Submission Comments Demo GIF

*This GIF has been cut for demonstration purposes.

All Flags

These are all the flags that may be used when scraping submission comments.

[-c <submission_url> <n_results>]
    [--raw]

Usage

poetry run Urs.py -c <submission_url> <n_results>

Submission metadata will be included in the submission_metadata field and includes the following attributes:

  • author
  • created_utc
  • distinguished
  • edited
  • is_original_content
  • is_self
  • link_flair_text
  • locked
  • nsfw
  • num_comments
  • permalink
  • score
  • selftext
  • spoiler
  • stickied
  • subreddit
  • title
  • upvote_ratio

If the submission contains a gallery, the attributes gallery_data and media_metadata will be included.

Comments are written to the comments field. They are sorted by "Best", which is the default sorting option when you visit a submission.

PRAW returns submission comments in level order, which means scrape speeds are proportional to the submission's popularity.

File Naming Conventions

The file names will generally follow this format:

[POST_TITLE]-[N_RESULTS]-result(s).json

Scrape data is exported to the comments directory.

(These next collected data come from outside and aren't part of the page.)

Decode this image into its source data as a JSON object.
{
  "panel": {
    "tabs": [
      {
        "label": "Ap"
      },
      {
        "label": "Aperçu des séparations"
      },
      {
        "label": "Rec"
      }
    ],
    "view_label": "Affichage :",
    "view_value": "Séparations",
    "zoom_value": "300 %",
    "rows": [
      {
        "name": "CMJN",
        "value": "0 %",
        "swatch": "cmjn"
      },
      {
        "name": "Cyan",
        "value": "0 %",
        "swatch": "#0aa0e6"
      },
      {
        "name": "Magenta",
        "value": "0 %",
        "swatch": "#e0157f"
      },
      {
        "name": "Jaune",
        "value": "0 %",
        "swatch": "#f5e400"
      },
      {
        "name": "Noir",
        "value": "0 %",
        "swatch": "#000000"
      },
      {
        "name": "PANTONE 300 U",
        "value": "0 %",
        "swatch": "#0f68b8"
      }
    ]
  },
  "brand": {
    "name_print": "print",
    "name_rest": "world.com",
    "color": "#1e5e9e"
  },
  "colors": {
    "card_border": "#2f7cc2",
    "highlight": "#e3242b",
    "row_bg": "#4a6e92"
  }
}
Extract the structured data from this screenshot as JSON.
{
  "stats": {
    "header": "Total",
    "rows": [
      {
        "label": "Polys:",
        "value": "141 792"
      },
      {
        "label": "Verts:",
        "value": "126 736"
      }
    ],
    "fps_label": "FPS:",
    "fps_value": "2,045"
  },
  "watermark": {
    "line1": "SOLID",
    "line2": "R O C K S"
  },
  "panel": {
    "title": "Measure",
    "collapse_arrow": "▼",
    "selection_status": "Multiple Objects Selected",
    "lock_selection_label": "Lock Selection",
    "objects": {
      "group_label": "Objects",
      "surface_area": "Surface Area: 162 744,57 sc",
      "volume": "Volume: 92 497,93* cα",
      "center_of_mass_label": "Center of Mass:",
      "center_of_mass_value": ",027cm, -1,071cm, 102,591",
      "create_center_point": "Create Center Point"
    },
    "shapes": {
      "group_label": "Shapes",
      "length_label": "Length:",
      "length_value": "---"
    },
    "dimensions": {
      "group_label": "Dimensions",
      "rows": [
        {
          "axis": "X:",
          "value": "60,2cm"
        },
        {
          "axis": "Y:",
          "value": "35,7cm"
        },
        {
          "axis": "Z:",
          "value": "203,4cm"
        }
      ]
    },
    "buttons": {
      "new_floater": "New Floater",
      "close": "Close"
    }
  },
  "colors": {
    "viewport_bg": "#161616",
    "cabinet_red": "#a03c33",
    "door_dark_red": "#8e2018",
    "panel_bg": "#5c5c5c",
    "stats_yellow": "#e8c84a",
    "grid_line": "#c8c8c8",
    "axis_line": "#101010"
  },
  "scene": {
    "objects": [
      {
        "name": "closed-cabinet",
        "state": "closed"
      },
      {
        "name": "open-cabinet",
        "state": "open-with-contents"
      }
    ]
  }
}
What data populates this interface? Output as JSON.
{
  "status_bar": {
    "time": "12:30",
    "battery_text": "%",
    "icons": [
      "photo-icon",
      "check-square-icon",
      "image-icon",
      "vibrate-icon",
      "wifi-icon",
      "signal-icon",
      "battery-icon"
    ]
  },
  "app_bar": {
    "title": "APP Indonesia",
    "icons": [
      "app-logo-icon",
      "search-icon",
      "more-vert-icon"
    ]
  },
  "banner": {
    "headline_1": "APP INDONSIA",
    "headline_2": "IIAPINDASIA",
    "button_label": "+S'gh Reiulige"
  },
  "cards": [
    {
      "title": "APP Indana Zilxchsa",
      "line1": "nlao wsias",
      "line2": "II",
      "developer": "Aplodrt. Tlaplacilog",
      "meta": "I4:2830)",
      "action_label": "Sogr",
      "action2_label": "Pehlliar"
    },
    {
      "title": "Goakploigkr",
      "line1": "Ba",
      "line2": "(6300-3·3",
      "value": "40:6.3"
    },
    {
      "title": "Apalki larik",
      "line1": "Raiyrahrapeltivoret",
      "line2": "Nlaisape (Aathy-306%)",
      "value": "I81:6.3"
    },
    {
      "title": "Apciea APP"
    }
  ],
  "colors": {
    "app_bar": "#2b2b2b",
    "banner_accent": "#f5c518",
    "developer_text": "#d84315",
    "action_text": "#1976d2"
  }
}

Number of Comments Returned

You can scrape all comments from a submission by passing in 0 for <n_results>. Subsequently, [N_RESULTS]-result(s) in the file name will be replaced with all.

Otherwise, specify the number of results you want returned. If you passed in a specific number of results, the structured export will return up to <n_results> top level comments and include all of its replies.

Structured Comments

This is the default export style. Structured scrapes resemble comment threads on Reddit. This style takes just a little longer to export compared to the raw format because URS uses depth-first search to create the comment Forest after retrieving all comments from a submission.

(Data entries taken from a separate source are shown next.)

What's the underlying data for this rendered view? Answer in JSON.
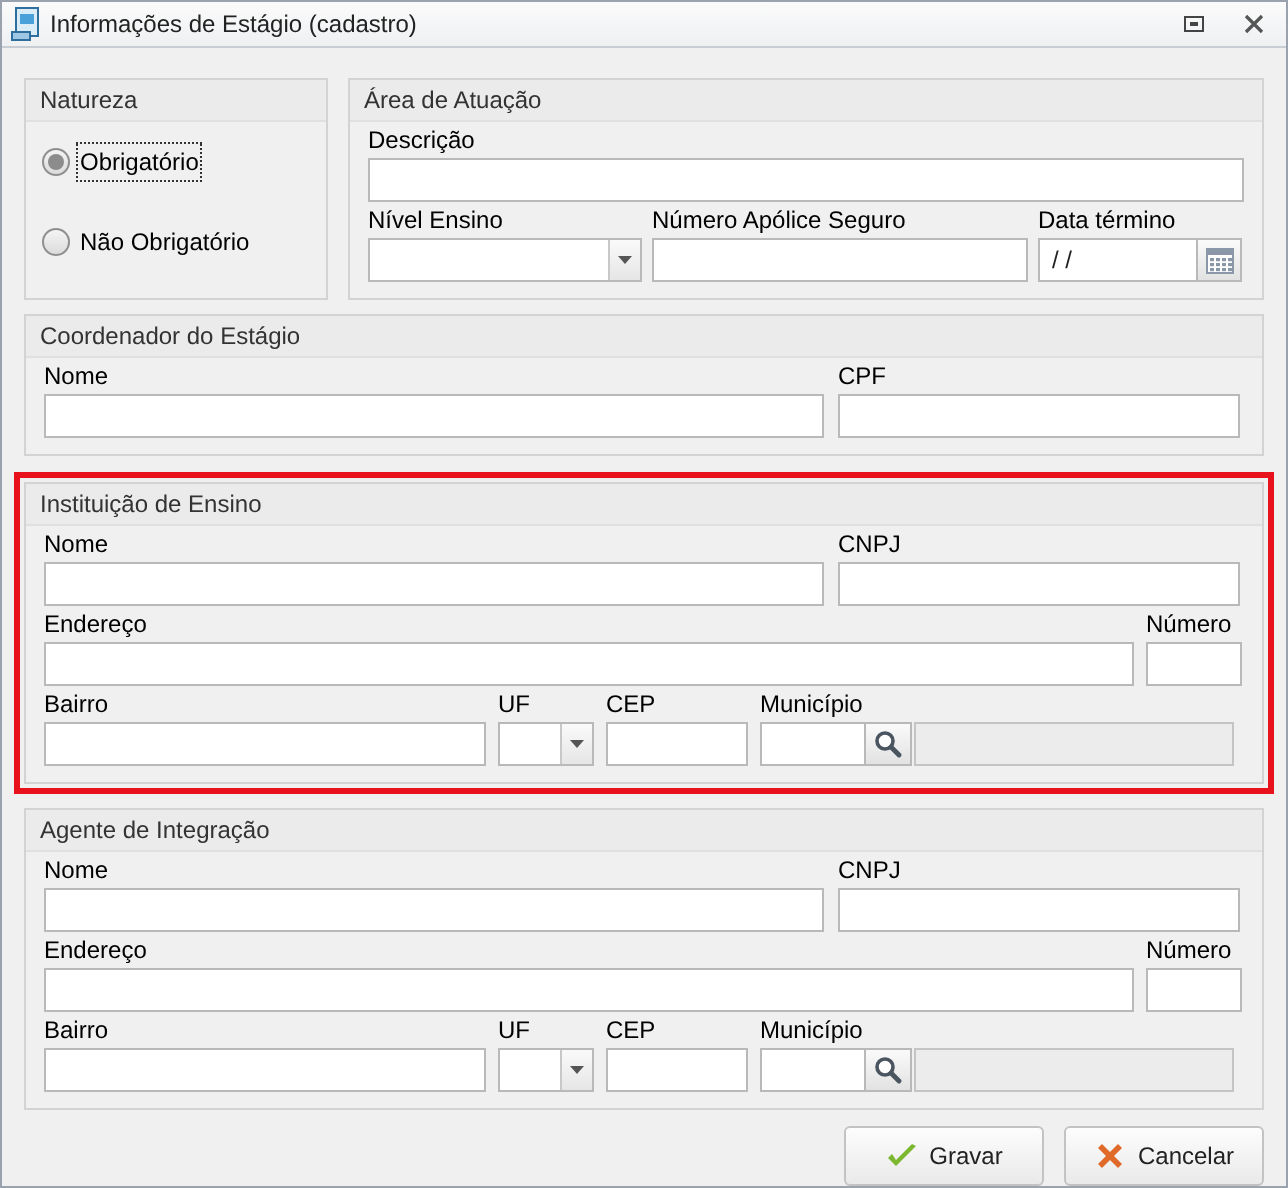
{
  "window": {
    "title": "Informações de Estágio (cadastro)"
  },
  "natureza": {
    "title": "Natureza",
    "options": [
      {
        "label": "Obrigatório",
        "selected": true
      },
      {
        "label": "Não Obrigatório",
        "selected": false
      }
    ]
  },
  "groups": [
    {
      "title": "Área de Atuação",
      "highlighted": false,
      "rows": [
        [
          {
            "label": "Descrição",
            "kind": "text"
          }
        ],
        [
          {
            "label": "Nível Ensino",
            "kind": "combo"
          },
          {
            "label": "Número Apólice Seguro",
            "kind": "text"
          },
          {
            "label": "Data término",
            "kind": "date",
            "value": "/ /"
          }
        ]
      ]
    },
    {
      "title": "Coordenador do Estágio",
      "highlighted": false,
      "rows": [
        [
          {
            "label": "Nome",
            "kind": "text"
          },
          {
            "label": "CPF",
            "kind": "text"
          }
        ]
      ]
    },
    {
      "title": "Instituição de Ensino",
      "highlighted": true,
      "rows": [
        [
          {
            "label": "Nome",
            "kind": "text"
          },
          {
            "label": "CNPJ",
            "kind": "text"
          }
        ],
        [
          {
            "label": "Endereço",
            "kind": "text"
          },
          {
            "label": "Número",
            "kind": "text"
          }
        ],
        [
          {
            "label": "Bairro",
            "kind": "text"
          },
          {
            "label": "UF",
            "kind": "combo"
          },
          {
            "label": "CEP",
            "kind": "text"
          },
          {
            "label": "Município",
            "kind": "lookup"
          }
        ]
      ]
    },
    {
      "title": "Agente de Integração",
      "highlighted": false,
      "rows": [
        [
          {
            "label": "Nome",
            "kind": "text"
          },
          {
            "label": "CNPJ",
            "kind": "text"
          }
        ],
        [
          {
            "label": "Endereço",
            "kind": "text"
          },
          {
            "label": "Número",
            "kind": "text"
          }
        ],
        [
          {
            "label": "Bairro",
            "kind": "text"
          },
          {
            "label": "UF",
            "kind": "combo"
          },
          {
            "label": "CEP",
            "kind": "text"
          },
          {
            "label": "Município",
            "kind": "lookup"
          }
        ]
      ]
    }
  ],
  "buttons": [
    {
      "label": "Gravar",
      "kind": "save"
    },
    {
      "label": "Cancelar",
      "kind": "cancel"
    }
  ]
}
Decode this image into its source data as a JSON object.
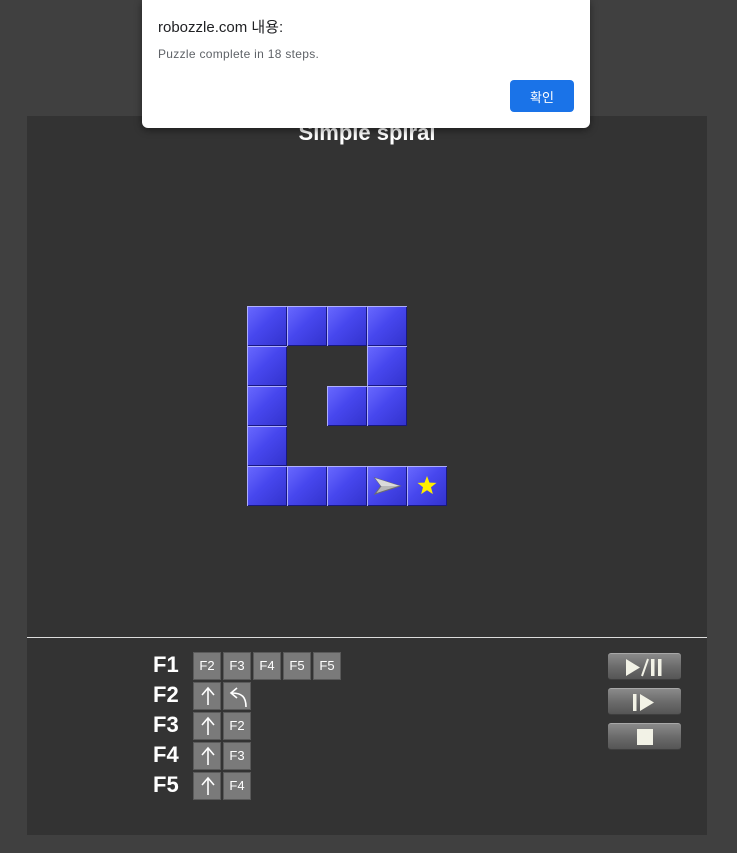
{
  "dialog": {
    "origin": "robozzle.com 내용:",
    "message": "Puzzle complete in 18 steps.",
    "ok_label": "확인"
  },
  "puzzle": {
    "title": "Simple spiral",
    "tile_color": "#4646ee",
    "board_grid": [
      "BBBB.",
      "B..B.",
      "B.BB.",
      "B....",
      "BBB>*"
    ],
    "robot": {
      "row": 4,
      "col": 3,
      "facing": "right"
    },
    "star": {
      "row": 4,
      "col": 4,
      "color": "#ffee00"
    }
  },
  "program": {
    "functions": [
      {
        "label": "F1",
        "commands": [
          {
            "kind": "call",
            "text": "F2"
          },
          {
            "kind": "call",
            "text": "F3"
          },
          {
            "kind": "call",
            "text": "F4"
          },
          {
            "kind": "call",
            "text": "F5"
          },
          {
            "kind": "call",
            "text": "F5"
          }
        ]
      },
      {
        "label": "F2",
        "commands": [
          {
            "kind": "icon",
            "icon": "forward-arrow-icon"
          },
          {
            "kind": "icon",
            "icon": "turn-left-icon"
          }
        ]
      },
      {
        "label": "F3",
        "commands": [
          {
            "kind": "icon",
            "icon": "forward-arrow-icon"
          },
          {
            "kind": "call",
            "text": "F2"
          }
        ]
      },
      {
        "label": "F4",
        "commands": [
          {
            "kind": "icon",
            "icon": "forward-arrow-icon"
          },
          {
            "kind": "call",
            "text": "F3"
          }
        ]
      },
      {
        "label": "F5",
        "commands": [
          {
            "kind": "icon",
            "icon": "forward-arrow-icon"
          },
          {
            "kind": "call",
            "text": "F4"
          }
        ]
      }
    ]
  },
  "controls": [
    {
      "name": "play-pause-button",
      "icon": "play-pause-icon"
    },
    {
      "name": "step-button",
      "icon": "step-icon"
    },
    {
      "name": "stop-button",
      "icon": "stop-icon"
    }
  ]
}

If you want to learn more about how it works, refer to The Forest, where I describe how I implemented the Forest, and Speeding up Python With Rust to learn about how I drastically improved the performance of the Forest by rewriting it in Rust.

Raw Comments

Raw scrapes do not resemble comment threads, but returns all comments on a submission in level order: all top-level comments are listed first, followed by all second-level comments, then third, etc.

You can export to raw format by including the --raw flag. -raw will also be appended to the end of the file name.